New Zealand Sport and Recreation Minister Grant Robertson has thrown his support behind calls for the All Stars concept to be taken across the Tasman Sea in a move which would ensure ongoing Maori representation.
All Stars founder Preston Campbell said after the historic clash between the Indigenous and Maori teams in Melbourne that he would like to see the match played in New Zealand and it is believed up to three venues have already expressed interest in hosting the match.
The concept, which now includes a women’s match, is expected to move to Queensland for the next two seasons, with at least one match during that period to be played at the new North Queensland Stadium in Townsville, but Robertson said he would like New Zealand to host All Stars in the future.
“I think the All Stars double-header is an excellent way to celebrate both our indigenous cultures, and the history and heroes of this great sport,” Robertson told NRL.com.
“I’m also excited to see the inclusion of a women’s All Stars match, which is a great way to celebrate and improve the visibility of women’s rugby league.

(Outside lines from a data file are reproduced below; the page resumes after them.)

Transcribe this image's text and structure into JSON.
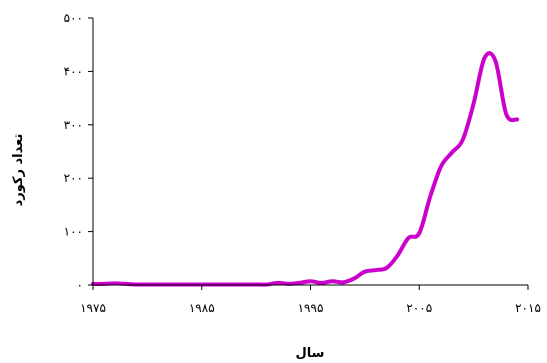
{
  "chart_data": {
    "type": "line",
    "title": "",
    "xlabel": "سال",
    "ylabel": "تعداد رکورد",
    "xlim": [
      1975,
      2015
    ],
    "ylim": [
      0,
      500
    ],
    "x_ticks": [
      1975,
      1985,
      1995,
      2005,
      2015
    ],
    "x_tick_labels": [
      "۱۹۷۵",
      "۱۹۸۵",
      "۱۹۹۵",
      "۲۰۰۵",
      "۲۰۱۵"
    ],
    "y_ticks": [
      0,
      100,
      200,
      300,
      400,
      500
    ],
    "y_tick_labels": [
      "۰",
      "۱۰۰",
      "۲۰۰",
      "۳۰۰",
      "۴۰۰",
      "۵۰۰"
    ],
    "grid": false,
    "legend": "none",
    "series": [
      {
        "color": "#cc00cc",
        "x": [
          1975,
          1976,
          1977,
          1978,
          1979,
          1980,
          1981,
          1982,
          1983,
          1984,
          1985,
          1986,
          1987,
          1988,
          1989,
          1990,
          1991,
          1992,
          1993,
          1994,
          1995,
          1996,
          1997,
          1998,
          1999,
          2000,
          2001,
          2002,
          2003,
          2004,
          2005,
          2006,
          2007,
          2008,
          2009,
          2010,
          2011,
          2012,
          2013,
          2014
        ],
        "values": [
          2,
          2,
          3,
          2,
          1,
          1,
          1,
          1,
          1,
          1,
          1,
          1,
          1,
          1,
          1,
          1,
          1,
          4,
          2,
          4,
          7,
          4,
          7,
          5,
          12,
          25,
          28,
          32,
          55,
          88,
          97,
          165,
          222,
          248,
          272,
          340,
          425,
          420,
          320,
          310
        ]
      }
    ]
  }
}
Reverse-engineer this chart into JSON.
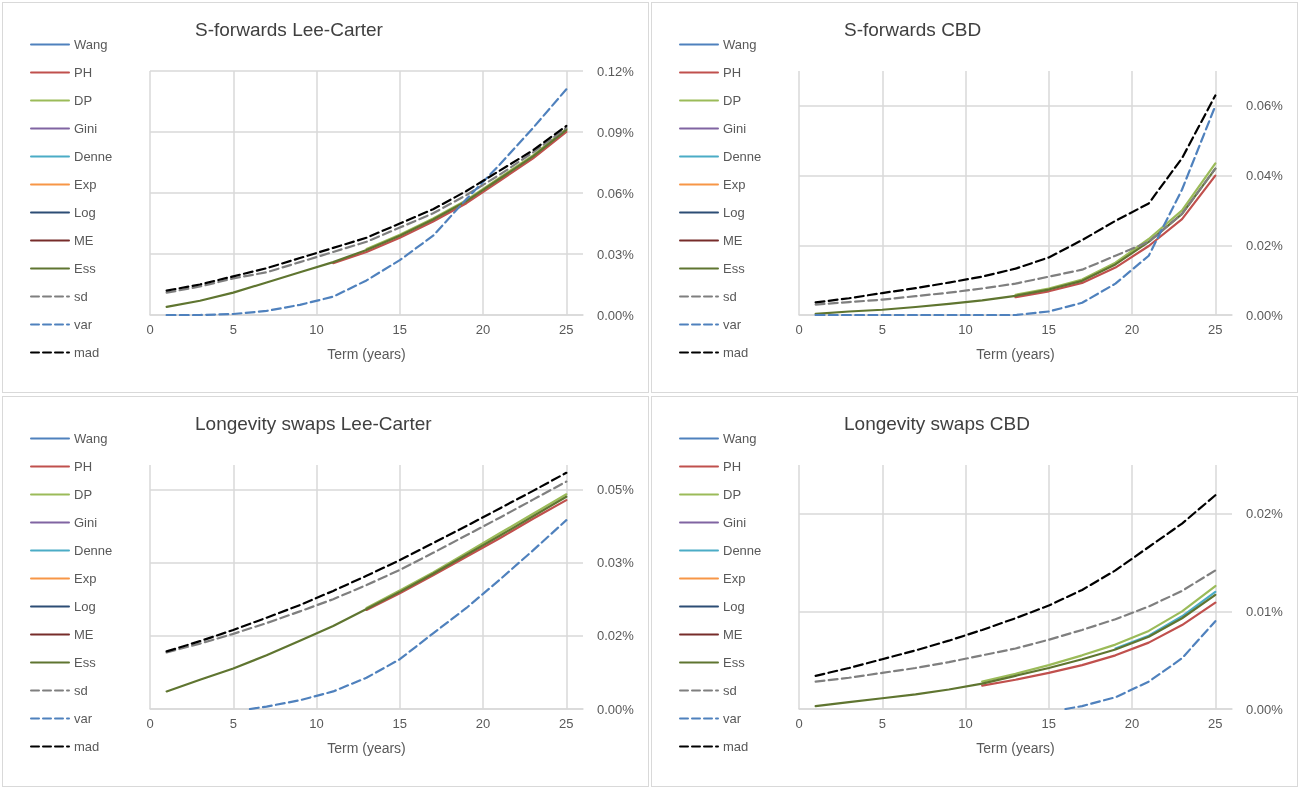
{
  "chart_data": [
    {
      "type": "line",
      "title": "S-forwards Lee-Carter",
      "xlabel": "Term (years)",
      "x": [
        1,
        3,
        5,
        7,
        9,
        11,
        13,
        15,
        17,
        19,
        21,
        23,
        25
      ],
      "xlim": [
        0,
        26
      ],
      "xticks": [
        0,
        5,
        10,
        15,
        20,
        25
      ],
      "ylim": [
        0,
        0.12
      ],
      "yticks": [
        {
          "value": 0,
          "label": "0.00%"
        },
        {
          "value": 0.03,
          "label": "0.03%"
        },
        {
          "value": 0.06,
          "label": "0.06%"
        },
        {
          "value": 0.09,
          "label": "0.09%"
        },
        {
          "value": 0.12,
          "label": "0.12%"
        }
      ],
      "grid": true,
      "legend": "left",
      "marker": "none",
      "line_style": "solid",
      "series": [
        {
          "name": "Wang",
          "color": "#4f81bd",
          "values": [
            null,
            null,
            null,
            null,
            null,
            null,
            null,
            null,
            null,
            null,
            null,
            null,
            null
          ]
        },
        {
          "name": "PH",
          "color": "#c0504d",
          "values": [
            null,
            null,
            null,
            null,
            null,
            0.0255,
            0.031,
            0.038,
            0.046,
            0.055,
            0.066,
            0.077,
            0.09
          ]
        },
        {
          "name": "DP",
          "color": "#9bbb59",
          "values": [
            null,
            null,
            null,
            null,
            null,
            null,
            0.0325,
            0.0395,
            0.0475,
            0.0565,
            0.0675,
            0.0785,
            0.0915
          ]
        },
        {
          "name": "Gini",
          "color": "#8064a2",
          "values": [
            null,
            null,
            null,
            null,
            null,
            null,
            null,
            null,
            null,
            null,
            null,
            null,
            null
          ]
        },
        {
          "name": "Denne",
          "color": "#4bacc6",
          "values": [
            null,
            null,
            null,
            null,
            null,
            null,
            null,
            null,
            null,
            null,
            null,
            null,
            null
          ]
        },
        {
          "name": "Exp",
          "color": "#f79646",
          "values": [
            null,
            null,
            null,
            null,
            null,
            null,
            null,
            null,
            null,
            null,
            null,
            null,
            null
          ]
        },
        {
          "name": "Log",
          "color": "#2c4d75",
          "values": [
            null,
            null,
            null,
            null,
            null,
            null,
            null,
            null,
            null,
            null,
            null,
            null,
            null
          ]
        },
        {
          "name": "ME",
          "color": "#772c2a",
          "values": [
            null,
            null,
            null,
            null,
            null,
            null,
            null,
            null,
            null,
            null,
            null,
            null,
            null
          ]
        },
        {
          "name": "Ess",
          "color": "#5f7530",
          "values": [
            0.004,
            0.007,
            0.011,
            0.016,
            0.021,
            0.026,
            0.032,
            0.039,
            0.047,
            0.056,
            0.067,
            0.078,
            0.091
          ]
        },
        {
          "name": "sd",
          "color": "#7f7f7f",
          "line_style": "dashed",
          "values": [
            0.011,
            0.014,
            0.018,
            0.021,
            0.026,
            0.031,
            0.036,
            0.043,
            0.05,
            0.059,
            0.069,
            0.08,
            0.092
          ]
        },
        {
          "name": "var",
          "color": "#4f81bd",
          "line_style": "dashed",
          "values": [
            0,
            0,
            0.0005,
            0.002,
            0.005,
            0.009,
            0.017,
            0.027,
            0.039,
            0.057,
            0.074,
            0.092,
            0.111
          ]
        },
        {
          "name": "mad",
          "color": "#000000",
          "line_style": "dashed",
          "values": [
            0.012,
            0.015,
            0.019,
            0.023,
            0.028,
            0.033,
            0.038,
            0.045,
            0.052,
            0.061,
            0.071,
            0.081,
            0.093
          ]
        }
      ]
    },
    {
      "type": "line",
      "title": "S-forwards CBD",
      "xlabel": "Term (years)",
      "x": [
        1,
        3,
        5,
        7,
        9,
        11,
        13,
        15,
        17,
        19,
        21,
        23,
        25
      ],
      "xlim": [
        0,
        26
      ],
      "xticks": [
        0,
        5,
        10,
        15,
        20,
        25
      ],
      "ylim": [
        0,
        0.07
      ],
      "yticks": [
        {
          "value": 0,
          "label": "0.00%"
        },
        {
          "value": 0.02,
          "label": "0.02%"
        },
        {
          "value": 0.04,
          "label": "0.04%"
        },
        {
          "value": 0.06,
          "label": "0.06%"
        }
      ],
      "grid": true,
      "legend": "left",
      "marker": "none",
      "line_style": "solid",
      "series": [
        {
          "name": "Wang",
          "color": "#4f81bd",
          "values": [
            null,
            null,
            null,
            null,
            null,
            null,
            null,
            null,
            null,
            null,
            null,
            null,
            null
          ]
        },
        {
          "name": "PH",
          "color": "#c0504d",
          "values": [
            null,
            null,
            null,
            null,
            null,
            null,
            0.0051,
            0.0068,
            0.0092,
            0.0136,
            0.0198,
            0.0275,
            0.04
          ]
        },
        {
          "name": "DP",
          "color": "#9bbb59",
          "values": [
            null,
            null,
            null,
            null,
            null,
            null,
            0.0058,
            0.0076,
            0.0102,
            0.015,
            0.0218,
            0.03,
            0.0435
          ]
        },
        {
          "name": "Gini",
          "color": "#8064a2",
          "values": [
            null,
            null,
            null,
            null,
            null,
            null,
            null,
            null,
            null,
            null,
            null,
            null,
            null
          ]
        },
        {
          "name": "Denne",
          "color": "#4bacc6",
          "values": [
            null,
            null,
            null,
            null,
            null,
            null,
            null,
            null,
            null,
            null,
            null,
            null,
            null
          ]
        },
        {
          "name": "Exp",
          "color": "#f79646",
          "values": [
            null,
            null,
            null,
            null,
            null,
            null,
            null,
            null,
            null,
            null,
            null,
            null,
            null
          ]
        },
        {
          "name": "Log",
          "color": "#2c4d75",
          "values": [
            null,
            null,
            null,
            null,
            null,
            null,
            null,
            null,
            null,
            null,
            null,
            null,
            null
          ]
        },
        {
          "name": "ME",
          "color": "#772c2a",
          "values": [
            null,
            null,
            null,
            null,
            null,
            null,
            null,
            null,
            null,
            null,
            null,
            null,
            null
          ]
        },
        {
          "name": "Ess",
          "color": "#5f7530",
          "values": [
            0.0003,
            0.001,
            0.0015,
            0.0023,
            0.0032,
            0.0042,
            0.0055,
            0.0073,
            0.0098,
            0.0145,
            0.021,
            0.029,
            0.042
          ]
        },
        {
          "name": "sd",
          "color": "#7f7f7f",
          "line_style": "dashed",
          "values": [
            0.003,
            0.0037,
            0.0044,
            0.0054,
            0.0064,
            0.0076,
            0.009,
            0.011,
            0.013,
            0.017,
            0.021,
            0.029,
            0.042
          ]
        },
        {
          "name": "var",
          "color": "#4f81bd",
          "line_style": "dashed",
          "values": [
            0,
            0,
            0,
            0,
            0,
            0,
            0,
            0.001,
            0.0035,
            0.009,
            0.017,
            0.036,
            0.06
          ]
        },
        {
          "name": "mad",
          "color": "#000000",
          "line_style": "dashed",
          "values": [
            0.0036,
            0.0048,
            0.0063,
            0.0077,
            0.0093,
            0.011,
            0.0133,
            0.0165,
            0.0215,
            0.027,
            0.032,
            0.045,
            0.063
          ]
        }
      ]
    },
    {
      "type": "line",
      "title": "Longevity swaps Lee-Carter",
      "xlabel": "Term (years)",
      "x": [
        1,
        3,
        5,
        7,
        9,
        11,
        13,
        15,
        17,
        19,
        21,
        23,
        25
      ],
      "xlim": [
        0,
        26
      ],
      "xticks": [
        0,
        5,
        10,
        15,
        20,
        25
      ],
      "ylim": [
        0,
        0.05
      ],
      "yticks": [
        {
          "value": 0,
          "label": "0.00%"
        },
        {
          "value": 0.015,
          "label": "0.02%"
        },
        {
          "value": 0.03,
          "label": "0.03%"
        },
        {
          "value": 0.045,
          "label": "0.05%"
        }
      ],
      "grid": true,
      "legend": "left",
      "marker": "none",
      "line_style": "solid",
      "series": [
        {
          "name": "Wang",
          "color": "#4f81bd",
          "values": [
            null,
            null,
            null,
            null,
            null,
            null,
            null,
            null,
            null,
            null,
            null,
            null,
            null
          ]
        },
        {
          "name": "PH",
          "color": "#c0504d",
          "values": [
            null,
            null,
            null,
            null,
            null,
            null,
            0.0203,
            0.0237,
            0.0274,
            0.0312,
            0.035,
            0.039,
            0.0428
          ]
        },
        {
          "name": "DP",
          "color": "#9bbb59",
          "values": [
            null,
            null,
            null,
            null,
            null,
            null,
            0.0207,
            0.0243,
            0.028,
            0.032,
            0.036,
            0.04,
            0.044
          ]
        },
        {
          "name": "Gini",
          "color": "#8064a2",
          "values": [
            null,
            null,
            null,
            null,
            null,
            null,
            null,
            null,
            null,
            null,
            null,
            null,
            null
          ]
        },
        {
          "name": "Denne",
          "color": "#4bacc6",
          "values": [
            null,
            null,
            null,
            null,
            null,
            null,
            null,
            null,
            null,
            null,
            null,
            null,
            null
          ]
        },
        {
          "name": "Exp",
          "color": "#f79646",
          "values": [
            null,
            null,
            null,
            null,
            null,
            null,
            null,
            null,
            null,
            null,
            null,
            null,
            null
          ]
        },
        {
          "name": "Log",
          "color": "#2c4d75",
          "values": [
            null,
            null,
            null,
            null,
            null,
            null,
            null,
            null,
            null,
            null,
            null,
            null,
            null
          ]
        },
        {
          "name": "ME",
          "color": "#772c2a",
          "values": [
            null,
            null,
            null,
            null,
            null,
            null,
            null,
            null,
            null,
            null,
            null,
            null,
            null
          ]
        },
        {
          "name": "Ess",
          "color": "#5f7530",
          "values": [
            0.0036,
            0.006,
            0.0083,
            0.011,
            0.014,
            0.017,
            0.0205,
            0.024,
            0.0277,
            0.0316,
            0.0355,
            0.0395,
            0.0435
          ]
        },
        {
          "name": "sd",
          "color": "#7f7f7f",
          "line_style": "dashed",
          "values": [
            0.0116,
            0.0134,
            0.0154,
            0.0176,
            0.02,
            0.0225,
            0.0254,
            0.0285,
            0.032,
            0.0356,
            0.0392,
            0.0429,
            0.0466
          ]
        },
        {
          "name": "var",
          "color": "#4f81bd",
          "line_style": "dashed",
          "x": [
            6,
            7,
            9,
            11,
            13,
            15,
            17,
            19,
            21,
            23,
            25
          ],
          "values": [
            0,
            0.0005,
            0.0018,
            0.0036,
            0.0064,
            0.0102,
            0.0155,
            0.0207,
            0.0265,
            0.0325,
            0.0387
          ]
        },
        {
          "name": "mad",
          "color": "#000000",
          "line_style": "dashed",
          "values": [
            0.0118,
            0.0139,
            0.0162,
            0.0187,
            0.0213,
            0.0242,
            0.0273,
            0.0305,
            0.034,
            0.0375,
            0.0411,
            0.0447,
            0.0484
          ]
        }
      ]
    },
    {
      "type": "line",
      "title": "Longevity swaps CBD",
      "xlabel": "Term (years)",
      "x": [
        1,
        3,
        5,
        7,
        9,
        11,
        13,
        15,
        17,
        19,
        21,
        23,
        25
      ],
      "xlim": [
        0,
        26
      ],
      "xticks": [
        0,
        5,
        10,
        15,
        20,
        25
      ],
      "ylim": [
        0,
        0.025
      ],
      "yticks": [
        {
          "value": 0,
          "label": "0.00%"
        },
        {
          "value": 0.01,
          "label": "0.01%"
        },
        {
          "value": 0.02,
          "label": "0.02%"
        }
      ],
      "grid": true,
      "legend": "left",
      "marker": "none",
      "line_style": "solid",
      "series": [
        {
          "name": "Wang",
          "color": "#4f81bd",
          "values": [
            null,
            null,
            null,
            null,
            null,
            null,
            null,
            null,
            null,
            null,
            null,
            null,
            null
          ]
        },
        {
          "name": "PH",
          "color": "#c0504d",
          "values": [
            null,
            null,
            null,
            null,
            null,
            0.0024,
            0.003,
            0.0037,
            0.0045,
            0.0055,
            0.0068,
            0.0086,
            0.0109
          ]
        },
        {
          "name": "DP",
          "color": "#9bbb59",
          "values": [
            null,
            null,
            null,
            null,
            null,
            0.0028,
            0.0036,
            0.0045,
            0.0055,
            0.0066,
            0.008,
            0.01,
            0.0126
          ]
        },
        {
          "name": "Gini",
          "color": "#8064a2",
          "values": [
            null,
            null,
            null,
            null,
            null,
            null,
            null,
            null,
            null,
            null,
            null,
            null,
            null
          ]
        },
        {
          "name": "Denne",
          "color": "#4bacc6",
          "values": [
            null,
            null,
            null,
            null,
            null,
            null,
            null,
            null,
            null,
            0.0062,
            0.0075,
            0.0095,
            0.012
          ]
        },
        {
          "name": "Exp",
          "color": "#f79646",
          "values": [
            null,
            null,
            null,
            null,
            null,
            null,
            null,
            null,
            null,
            null,
            null,
            null,
            null
          ]
        },
        {
          "name": "Log",
          "color": "#2c4d75",
          "values": [
            null,
            null,
            null,
            null,
            null,
            null,
            null,
            null,
            null,
            null,
            null,
            null,
            null
          ]
        },
        {
          "name": "ME",
          "color": "#772c2a",
          "values": [
            null,
            null,
            null,
            null,
            null,
            null,
            null,
            null,
            null,
            null,
            null,
            null,
            null
          ]
        },
        {
          "name": "Ess",
          "color": "#5f7530",
          "values": [
            0.0003,
            0.0007,
            0.0011,
            0.0015,
            0.002,
            0.0026,
            0.0034,
            0.0042,
            0.0051,
            0.0061,
            0.0074,
            0.0093,
            0.0117
          ]
        },
        {
          "name": "sd",
          "color": "#7f7f7f",
          "line_style": "dashed",
          "values": [
            0.0028,
            0.0032,
            0.0037,
            0.0042,
            0.0048,
            0.0055,
            0.0062,
            0.0071,
            0.0081,
            0.0092,
            0.0105,
            0.0121,
            0.0142
          ]
        },
        {
          "name": "var",
          "color": "#4f81bd",
          "line_style": "dashed",
          "x": [
            16,
            17,
            19,
            21,
            23,
            25
          ],
          "values": [
            0,
            0.0003,
            0.0012,
            0.0028,
            0.0052,
            0.009
          ]
        },
        {
          "name": "mad",
          "color": "#000000",
          "line_style": "dashed",
          "values": [
            0.0034,
            0.0042,
            0.0051,
            0.006,
            0.007,
            0.0081,
            0.0093,
            0.0106,
            0.0122,
            0.0142,
            0.0166,
            0.019,
            0.0219
          ]
        }
      ]
    }
  ]
}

“It’s a matter for the New Zealand Rugby League, but I’m sure I’m one of many fans around the country who would love to see this double-header played in Aotearoa.”
The backing of the New Zealand government should ensure the continued involvement of the Maori team in the All Stars match as it is understood their inclusion is not guaranteed beyond 2020.
It was widely agreed after the Indigenous team’s 34-14 win that the introduction of the Maori team had taken the All Stars concept to a new level because of the passion displayed by both teams for their cultures.
New Zealand Maori Rugby League chief executive John Devonshire said there was interest in hosting the match in New Zealand and he was confident All Stars would be a success if taken across the Tasman.
“It would be an outstanding opportunity for New Zealand and I am sure we could get assistance and funding to make it happen,” Devonshire said.
“I think there is a lot we can learn from each other’s cultures and I would love to take the Indigenous team to one of our te reo Maori schools, where all that is spoken is Maori language, and give them the experience of staying at or visiting a marae.”
Meanwhile, Indigenous All Stars captain Cody Walker said he was pleased his comments about the national anthem performed before the match had sparked debate.
Walker said the players had not intended to draw attention to the anthem but most felt uncomfortable singing Advance Australia Fair.
The South Sydney playmaker said he had received a mixed reaction after telling a post-match press conference: “It doesn’t represent myself or my family”.
“I think it is very important that everyone has the right to have an opinion, and that is my opinion and one that myself and my family are really big on,” Walker said.
“The opinions that really matter are those of my dad and my brothers and my immediate family, and my dad is really, really proud of the way I handled myself with that sort of question.
“I thought I answered it really, really truthfully and it is one of those things that has created a great conversation.
“I didn’t go into the game thinking that those sort of issues were going to come out and I don’t know where it is going to take us but hopefully somewhere positive.”